Performance Evaluation
Throughput test - Single pipeline with more than two samples, biological, and technical duplicates
Typical RNA-Seq studies consist of multiple samples, sometimes 100s of different samples, normal versus disease, or untreated versus treated samples. These samples tend to have a high level of noise due to biological reasons; hence, the analysis requires vigorous data preprocessing procedure.
A number of various samples were processed, with different RNA-Seq data selected from 185 paired-end reads dataset, to see how much data a single node can process. Typically, when the number of samples increases, the runtime of the Tuxedo pipeline increases. However, as shown in the figure below, the runtimes with two sample tests using 7713, are higher than the runtimes from four samples. The standard error from five repeated runs does not overlap with four and eight sample results. The interference of other users may cause this large variance. The current testing environment, especially a shared file system designed for large capacity, is not ideal for a Next Generation Sequencing (NGS) data analysis benchmark.
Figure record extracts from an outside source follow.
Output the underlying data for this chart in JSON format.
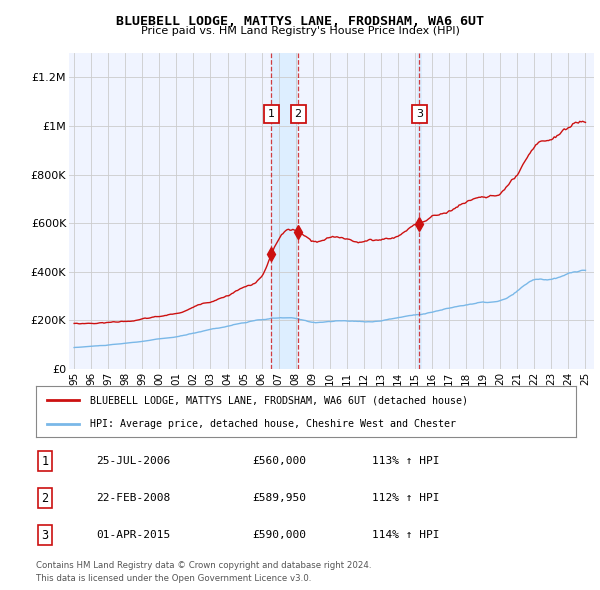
{
  "title": "BLUEBELL LODGE, MATTYS LANE, FRODSHAM, WA6 6UT",
  "subtitle": "Price paid vs. HM Land Registry's House Price Index (HPI)",
  "legend_line1": "BLUEBELL LODGE, MATTYS LANE, FRODSHAM, WA6 6UT (detached house)",
  "legend_line2": "HPI: Average price, detached house, Cheshire West and Chester",
  "footer1": "Contains HM Land Registry data © Crown copyright and database right 2024.",
  "footer2": "This data is licensed under the Open Government Licence v3.0.",
  "transactions": [
    {
      "num": 1,
      "date": "25-JUL-2006",
      "price": 560000,
      "hpi_pct": "113%",
      "x": 2006.56
    },
    {
      "num": 2,
      "date": "22-FEB-2008",
      "price": 589950,
      "hpi_pct": "112%",
      "x": 2008.14
    },
    {
      "num": 3,
      "date": "01-APR-2015",
      "price": 590000,
      "hpi_pct": "114%",
      "x": 2015.25
    }
  ],
  "hpi_color": "#7ab8e8",
  "price_color": "#cc1111",
  "shade_color": "#ddeeff",
  "background_color": "#ffffff",
  "chart_bg_color": "#f0f4ff",
  "grid_color": "#cccccc",
  "ylim": [
    0,
    1300000
  ],
  "xlim": [
    1994.7,
    2025.5
  ],
  "yticks": [
    0,
    200000,
    400000,
    600000,
    800000,
    1000000,
    1200000
  ],
  "ytick_labels": [
    "£0",
    "£200K",
    "£400K",
    "£600K",
    "£800K",
    "£1M",
    "£1.2M"
  ],
  "xticks": [
    1995,
    1996,
    1997,
    1998,
    1999,
    2000,
    2001,
    2002,
    2003,
    2004,
    2005,
    2006,
    2007,
    2008,
    2009,
    2010,
    2011,
    2012,
    2013,
    2014,
    2015,
    2016,
    2017,
    2018,
    2019,
    2020,
    2021,
    2022,
    2023,
    2024,
    2025
  ],
  "xtick_labels": [
    "95",
    "96",
    "97",
    "98",
    "99",
    "00",
    "01",
    "02",
    "03",
    "04",
    "05",
    "06",
    "07",
    "08",
    "09",
    "10",
    "11",
    "12",
    "13",
    "14",
    "15",
    "16",
    "17",
    "18",
    "19",
    "20",
    "21",
    "22",
    "23",
    "24",
    "25"
  ]
}
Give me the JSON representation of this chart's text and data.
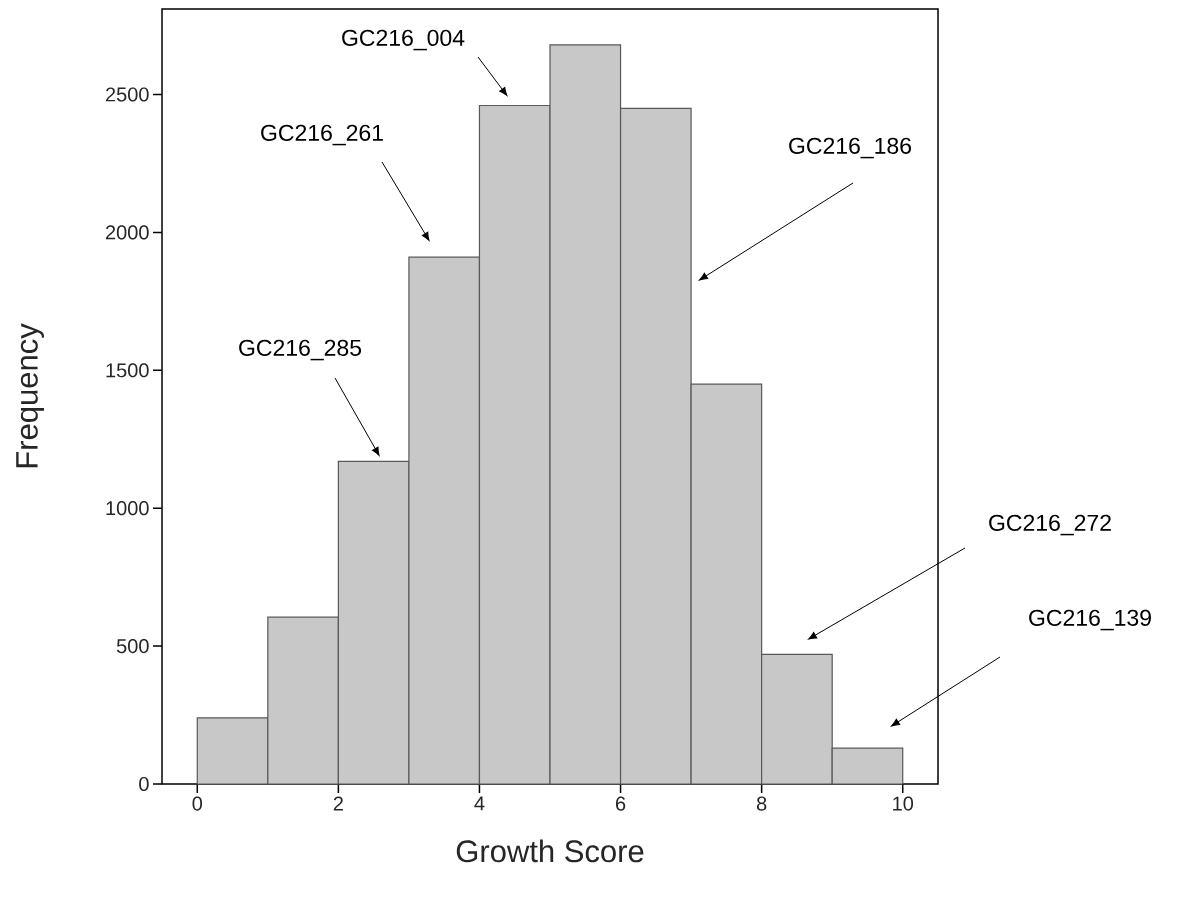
{
  "chart_data": {
    "type": "histogram",
    "xlabel": "Growth Score",
    "ylabel": "Frequency",
    "bins": [
      0,
      1,
      2,
      3,
      4,
      5,
      6,
      7,
      8,
      9,
      10
    ],
    "values": [
      240,
      605,
      1170,
      1910,
      2460,
      2680,
      2450,
      1450,
      470,
      130
    ],
    "color": "#c8c8c8",
    "xlim": [
      -0.5,
      10.5
    ],
    "ylim": [
      0,
      2810
    ],
    "xticks": [
      0,
      2,
      4,
      6,
      8,
      10
    ],
    "yticks": [
      0,
      500,
      1000,
      1500,
      2000,
      2500
    ],
    "annotations": [
      "GC216_004",
      "GC216_261",
      "GC216_285",
      "GC216_186",
      "GC216_272",
      "GC216_139"
    ]
  }
}
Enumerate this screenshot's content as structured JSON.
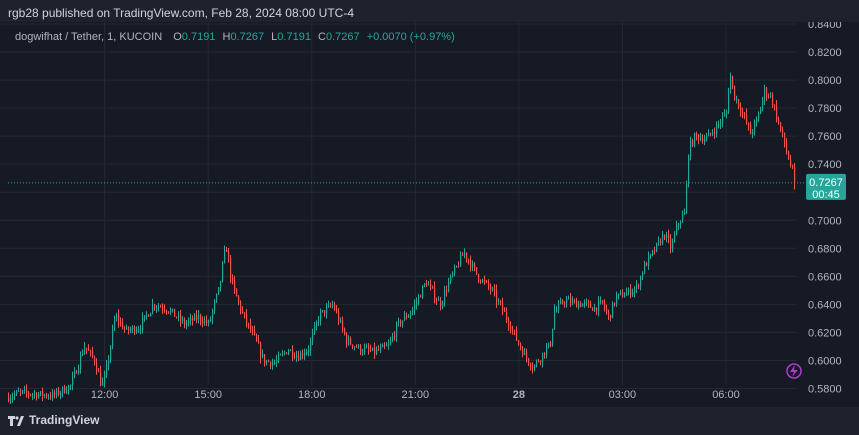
{
  "header": {
    "published_text": "rgb28 published on TradingView.com, Feb 28, 2024 08:00 UTC-4"
  },
  "legend": {
    "symbol": "dogwifhat / Tether, 1, KUCOIN",
    "o_label": "O",
    "o_value": "0.7191",
    "h_label": "H",
    "h_value": "0.7267",
    "l_label": "L",
    "l_value": "0.7191",
    "c_label": "C",
    "c_value": "0.7267",
    "change": "+0.0070 (+0.97%)"
  },
  "price_tag": {
    "price": "0.7267",
    "countdown": "00:45"
  },
  "footer": {
    "brand": "TradingView"
  },
  "colors": {
    "up": "#26a69a",
    "down": "#ef5350",
    "background": "#161a25",
    "grid": "#242835",
    "axis_text": "#b2b5be",
    "flash_icon": "#b23ad4"
  },
  "icons": {
    "footer_logo": "tradingview-logo-icon",
    "flash": "lightning-bolt-icon"
  },
  "chart_data": {
    "type": "candlestick",
    "title": "dogwifhat / Tether, 1, KUCOIN",
    "interval": "1",
    "ylim": [
      0.57,
      0.84
    ],
    "y_ticks": [
      "0.8400",
      "0.8200",
      "0.8000",
      "0.7800",
      "0.7600",
      "0.7400",
      "0.7200",
      "0.7000",
      "0.6800",
      "0.6600",
      "0.6400",
      "0.6200",
      "0.6000",
      "0.5800"
    ],
    "x_ticks": [
      {
        "label": "12:00",
        "hour": 12,
        "bold": false
      },
      {
        "label": "15:00",
        "hour": 15,
        "bold": false
      },
      {
        "label": "18:00",
        "hour": 18,
        "bold": false
      },
      {
        "label": "21:00",
        "hour": 21,
        "bold": false
      },
      {
        "label": "28",
        "hour": 24,
        "bold": true
      },
      {
        "label": "03:00",
        "hour": 27,
        "bold": false
      },
      {
        "label": "06:00",
        "hour": 30,
        "bold": false
      }
    ],
    "x_range_hours": [
      9.2,
      32.0
    ],
    "last_price": 0.7267,
    "grid": true,
    "price_path": [
      [
        9.2,
        0.574
      ],
      [
        9.5,
        0.577
      ],
      [
        10.0,
        0.576
      ],
      [
        10.5,
        0.575
      ],
      [
        11.0,
        0.582
      ],
      [
        11.4,
        0.61
      ],
      [
        11.7,
        0.6
      ],
      [
        11.9,
        0.582
      ],
      [
        12.0,
        0.588
      ],
      [
        12.3,
        0.632
      ],
      [
        12.6,
        0.621
      ],
      [
        13.0,
        0.624
      ],
      [
        13.4,
        0.64
      ],
      [
        13.8,
        0.637
      ],
      [
        14.3,
        0.626
      ],
      [
        14.7,
        0.631
      ],
      [
        15.0,
        0.626
      ],
      [
        15.3,
        0.651
      ],
      [
        15.5,
        0.682
      ],
      [
        15.7,
        0.652
      ],
      [
        16.0,
        0.632
      ],
      [
        16.3,
        0.617
      ],
      [
        16.6,
        0.6
      ],
      [
        16.9,
        0.598
      ],
      [
        17.3,
        0.608
      ],
      [
        17.6,
        0.603
      ],
      [
        17.9,
        0.609
      ],
      [
        18.2,
        0.632
      ],
      [
        18.6,
        0.64
      ],
      [
        19.0,
        0.614
      ],
      [
        19.4,
        0.608
      ],
      [
        19.8,
        0.606
      ],
      [
        20.2,
        0.61
      ],
      [
        20.5,
        0.626
      ],
      [
        20.9,
        0.636
      ],
      [
        21.3,
        0.656
      ],
      [
        21.7,
        0.64
      ],
      [
        22.0,
        0.658
      ],
      [
        22.4,
        0.677
      ],
      [
        22.8,
        0.66
      ],
      [
        23.2,
        0.65
      ],
      [
        23.6,
        0.632
      ],
      [
        24.0,
        0.611
      ],
      [
        24.2,
        0.602
      ],
      [
        24.4,
        0.595
      ],
      [
        24.6,
        0.602
      ],
      [
        24.9,
        0.612
      ],
      [
        25.0,
        0.634
      ],
      [
        25.3,
        0.643
      ],
      [
        25.6,
        0.641
      ],
      [
        25.9,
        0.64
      ],
      [
        26.2,
        0.637
      ],
      [
        26.4,
        0.641
      ],
      [
        26.6,
        0.63
      ],
      [
        26.8,
        0.645
      ],
      [
        27.1,
        0.648
      ],
      [
        27.4,
        0.652
      ],
      [
        27.6,
        0.666
      ],
      [
        27.9,
        0.678
      ],
      [
        28.2,
        0.69
      ],
      [
        28.4,
        0.68
      ],
      [
        28.6,
        0.698
      ],
      [
        28.8,
        0.705
      ],
      [
        28.9,
        0.75
      ],
      [
        29.1,
        0.76
      ],
      [
        29.4,
        0.758
      ],
      [
        29.7,
        0.766
      ],
      [
        30.0,
        0.777
      ],
      [
        30.1,
        0.805
      ],
      [
        30.2,
        0.791
      ],
      [
        30.4,
        0.78
      ],
      [
        30.7,
        0.762
      ],
      [
        30.9,
        0.772
      ],
      [
        31.1,
        0.792
      ],
      [
        31.3,
        0.788
      ],
      [
        31.5,
        0.77
      ],
      [
        31.8,
        0.744
      ],
      [
        32.0,
        0.7267
      ]
    ]
  }
}
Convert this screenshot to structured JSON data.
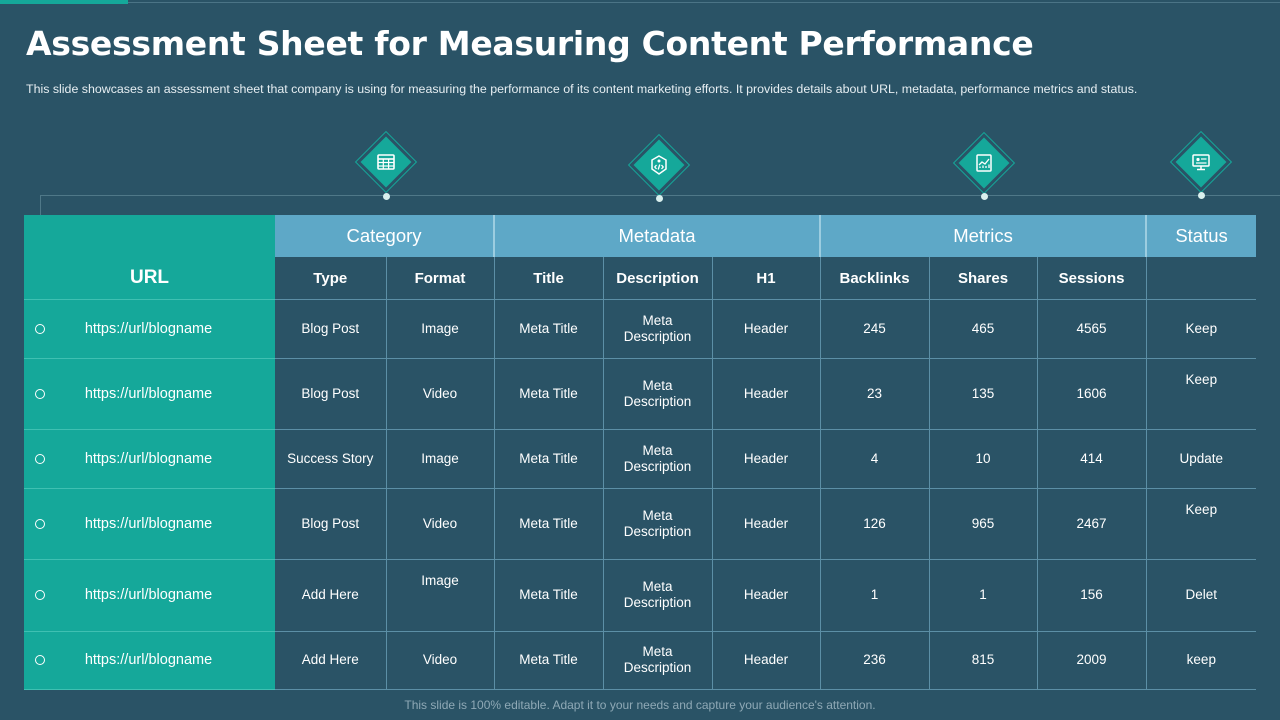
{
  "title": "Assessment Sheet for Measuring Content Performance",
  "subtitle": "This slide showcases an assessment sheet that company is using for measuring the performance  of its content marketing efforts.  It provides  details about URL, metadata, performance  metrics and status.",
  "footer": "This slide is 100% editable. Adapt it to your needs and capture your audience's attention.",
  "colors": {
    "background": "#2a5366",
    "accent": "#15a89a",
    "header_blue": "#5ea8c7"
  },
  "icons": [
    "calendar-table-icon",
    "code-tag-icon",
    "chart-monitor-icon",
    "monitor-profile-icon"
  ],
  "table": {
    "group_headers": [
      "Category",
      "Metadata",
      "Metrics",
      "Status"
    ],
    "url_header": "URL",
    "columns": [
      "Type",
      "Format",
      "Title",
      "Description",
      "H1",
      "Backlinks",
      "Shares",
      "Sessions"
    ],
    "rows": [
      [
        "https://url/blogname",
        "Blog Post",
        "Image",
        "Meta Title",
        "Meta Description",
        "Header",
        "245",
        "465",
        "4565",
        "Keep"
      ],
      [
        "https://url/blogname",
        "Blog Post",
        "Video",
        "Meta Title",
        "Meta Description",
        "Header",
        "23",
        "135",
        "1606",
        "Keep"
      ],
      [
        "https://url/blogname",
        "Success Story",
        "Image",
        "Meta Title",
        "Meta Description",
        "Header",
        "4",
        "10",
        "414",
        "Update"
      ],
      [
        "https://url/blogname",
        "Blog Post",
        "Video",
        "Meta Title",
        "Meta Description",
        "Header",
        "126",
        "965",
        "2467",
        "Keep"
      ],
      [
        "https://url/blogname",
        "Add Here",
        "Image",
        "Meta Title",
        "Meta Description",
        "Header",
        "1",
        "1",
        "156",
        "Delet"
      ],
      [
        "https://url/blogname",
        "Add Here",
        "Video",
        "Meta Title",
        "Meta Description",
        "Header",
        "236",
        "815",
        "2009",
        "keep"
      ]
    ]
  }
}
Figure 2. Runtime comparisons among various AMD EPYC 7003 Series processors: Standard error is estimated from an estimated standard deviation based on a sample (STDDEV.S function in Excel)
The eight sample test results show that AMD Milan processors perform better than one of the Rome processors (7702) in a higher workload.
Conclusion
Many tests are still required to obtain a better insight from the AMD Milan processors for the NGS data analysis area. Unfortunately, the tests could not exceed eight samples due to storage limitations. However, there seems to be plenty of room for a higher throughput that processes more than eight samples together. AMD Milan 7763 performed 20% better than AMD Rome 7702. AMD Milan 7713 performed 18% better in eight sample tests for the Tuxedo pipeline as described in Figure 2.